De acordo com o boletim da Rede de Monitoramento de Direitos Indígenas em Pernambuco (REMDIPE) de 2020, Pernambuco foi o estado do Nordeste com maior número de mortes por covid-19, sendo os Fulni-ô os mais atingidos. Wilke conta como foi vivenciar esse período da pandemia. 

"A gente pode dizer que foi muito desafiante fazer o enfrentamento da pandemia e que os povos foram muito fortes. São povos indígenas que no seu processo histórico estão acostumados a enfrentar diferentes ciclos epidêmicos, pandêmicos".  Ele cita o enfrentamento à cólera, à febre tifóide e uma série de outros grandes contágios. Segundo ele, uma das explicações para a pandemia é o desequilíbrio com o universo, e que, portanto, era preciso consertar essas relações para enfrentar o vírus. A forma de se fazer isso, para os indígenas, é através de suas lógicas culturais, de sua medicina tradicional e a espiritualidade. 
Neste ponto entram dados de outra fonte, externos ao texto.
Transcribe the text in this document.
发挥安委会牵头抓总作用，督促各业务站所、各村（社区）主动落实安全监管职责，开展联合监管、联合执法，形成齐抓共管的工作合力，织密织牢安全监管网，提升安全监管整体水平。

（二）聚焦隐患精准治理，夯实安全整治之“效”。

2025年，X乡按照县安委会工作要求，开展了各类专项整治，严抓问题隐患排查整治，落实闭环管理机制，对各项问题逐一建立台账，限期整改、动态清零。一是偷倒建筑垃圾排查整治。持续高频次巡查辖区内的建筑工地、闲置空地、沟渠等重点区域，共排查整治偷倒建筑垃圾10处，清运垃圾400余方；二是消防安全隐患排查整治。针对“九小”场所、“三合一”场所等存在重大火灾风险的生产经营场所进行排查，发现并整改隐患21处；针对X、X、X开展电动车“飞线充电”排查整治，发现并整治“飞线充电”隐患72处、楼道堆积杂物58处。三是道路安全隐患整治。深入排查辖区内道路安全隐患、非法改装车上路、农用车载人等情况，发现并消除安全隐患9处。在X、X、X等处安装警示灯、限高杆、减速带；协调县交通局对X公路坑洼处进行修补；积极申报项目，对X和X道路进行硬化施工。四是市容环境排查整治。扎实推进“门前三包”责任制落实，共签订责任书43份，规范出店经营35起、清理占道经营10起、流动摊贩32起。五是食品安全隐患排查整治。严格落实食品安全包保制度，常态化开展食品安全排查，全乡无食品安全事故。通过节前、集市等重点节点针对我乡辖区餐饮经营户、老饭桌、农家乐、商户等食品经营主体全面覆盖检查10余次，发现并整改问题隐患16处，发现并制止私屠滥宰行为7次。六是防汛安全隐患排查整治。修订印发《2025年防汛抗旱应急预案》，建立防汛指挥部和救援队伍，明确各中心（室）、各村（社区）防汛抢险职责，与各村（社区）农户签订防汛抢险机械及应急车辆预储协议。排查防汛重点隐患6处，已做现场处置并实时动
Mas não somente, o trabalho das instituições do Estado também foi importante, na medida em que a força de trabalho dentro da atuação da Atenção Básica à Saúde foi composta, majoritariamente, por profissionais indígenas. "Na aldeia Fulni-ô, as nossas equipes são compostas, na sua maioria, por profissionais indígenas. Foram eles que fizeram esse enfrentamento”, conta. 

Com isso, Wilke acredita que conseguiram contornar a situação da maneira possível. "Tínhamos receio que fosse uma situação muito mais grave, de ter um número muito maior de perdas”. 

O desafio de reunir novamente o povo Fulni-ô 

Para além dos problemas causados pela pandemia, o indígena e antropólogo classifica o principal desafio dos Fulni-ô atualmente. Segundo ele, os indígenas Fulni-ô vivem um processo de divisão interna, causado pela disputa de campos dos direitos indígenas com esferas do Estado. "Hoje, talvez nosso maior desafio seja unir o povo novamente, reunir nossas lideranças, os caciques, pajés, detentores de conhecimento tradicional, pessoas que vivem na tradição na indígena, em torno de um projeto comum", pontua. 

Para ele, o povo Fulni-ô têm sofrido muitos projetos de interferências que provocaram fraturas na sua organização interna. Sendo assim, o desafio é retomar uma união em torno de um projeto de bem viver, de respeito à Caatinga, aos seus ancestrais e sua espiritualidade, seguindo os ensinamentos passados pelas gerações passadas.